Mental health would be very vulnerable if events unfold as I fear they might. For example, it might be proposed that talking treatments should be funded through private insurance (perhaps with an element of subsidy), and that responses to self-harm and behavioural disturbance should be dealt with through an integrated police and mental health emergency service. There are current initiatives that were entirely appropriate in The-World-Before-Thursday, but which could now be used to justify partial privatisation of core services. What would be lost would be the ability to deliver comprehensive services to those at greatest need, and the atomisation of care would be complete.
I hope that I have this completely wrong. The sun will continue to rise for the foreseeable future. I certainly do not want to catastrophise a difficult situation. I do strongly believe that we should prepare for realistic hazards such as the scenario that I have described.

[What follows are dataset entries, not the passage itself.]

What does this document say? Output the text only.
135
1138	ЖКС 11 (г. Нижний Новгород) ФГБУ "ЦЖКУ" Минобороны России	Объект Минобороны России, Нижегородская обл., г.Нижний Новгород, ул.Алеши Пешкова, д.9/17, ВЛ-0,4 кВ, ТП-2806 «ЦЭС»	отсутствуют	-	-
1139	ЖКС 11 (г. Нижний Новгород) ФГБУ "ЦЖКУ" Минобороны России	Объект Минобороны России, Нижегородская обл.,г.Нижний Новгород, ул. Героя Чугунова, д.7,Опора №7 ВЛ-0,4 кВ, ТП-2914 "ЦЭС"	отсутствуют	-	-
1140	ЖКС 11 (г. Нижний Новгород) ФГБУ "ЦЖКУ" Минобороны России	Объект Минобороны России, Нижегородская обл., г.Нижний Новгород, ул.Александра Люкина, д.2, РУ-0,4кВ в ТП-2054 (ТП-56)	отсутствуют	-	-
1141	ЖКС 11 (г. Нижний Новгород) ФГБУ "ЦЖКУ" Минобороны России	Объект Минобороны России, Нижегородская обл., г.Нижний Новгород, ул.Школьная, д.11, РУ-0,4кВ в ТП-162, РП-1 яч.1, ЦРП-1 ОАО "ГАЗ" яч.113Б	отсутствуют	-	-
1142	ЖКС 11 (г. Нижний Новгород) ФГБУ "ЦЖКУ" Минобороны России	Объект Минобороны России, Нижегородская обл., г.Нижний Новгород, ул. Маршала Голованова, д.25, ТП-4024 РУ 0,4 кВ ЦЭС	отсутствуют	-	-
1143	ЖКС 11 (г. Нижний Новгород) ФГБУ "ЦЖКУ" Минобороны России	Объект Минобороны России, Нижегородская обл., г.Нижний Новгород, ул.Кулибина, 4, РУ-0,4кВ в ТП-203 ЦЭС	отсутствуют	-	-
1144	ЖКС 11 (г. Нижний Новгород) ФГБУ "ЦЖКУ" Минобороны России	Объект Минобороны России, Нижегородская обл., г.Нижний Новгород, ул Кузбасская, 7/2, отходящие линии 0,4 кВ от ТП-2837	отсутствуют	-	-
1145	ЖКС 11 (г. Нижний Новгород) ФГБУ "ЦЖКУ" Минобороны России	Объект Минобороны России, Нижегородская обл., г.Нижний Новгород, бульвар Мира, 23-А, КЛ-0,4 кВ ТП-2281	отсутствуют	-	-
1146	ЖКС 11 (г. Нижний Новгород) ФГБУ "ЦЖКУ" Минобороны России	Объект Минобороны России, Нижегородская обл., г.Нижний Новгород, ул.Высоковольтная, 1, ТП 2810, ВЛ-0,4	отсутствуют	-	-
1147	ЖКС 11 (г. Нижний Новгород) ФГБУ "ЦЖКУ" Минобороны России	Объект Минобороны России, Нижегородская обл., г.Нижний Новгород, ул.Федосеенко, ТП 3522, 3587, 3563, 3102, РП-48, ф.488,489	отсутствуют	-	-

We, the broad mental health community, need to come together. In any crisis, there will be various interest groups who see an opportunity to advance their cause. To succumb to this kind of factionalism in mental health would be self-indulgent and, in any case, it will not work. We need to form a functional alliance between service users, all of the mental health professions, carers and the third sector. The formation of a campaigning umbrella group would be good, though it is not essential. We need to have a common view about the necessary components of decent mental health services and about the need for services to be comprehensive and free at the point of delivery. We need to be assertive about the consequences of current and future ‘welfare reforms’ and about the critical importance of social infrastructure and intervention in improving the nation’s mental health.
We need to come together right now. There will be plenty of time to squabble when the dust settles, in about 15 years time. For now, we need to be smarter than the politicians who have inadvertently created a transnational political crisis on a similar scale to the banking crisis of 2008.
I am pleased to report that apart from that, everything is fine.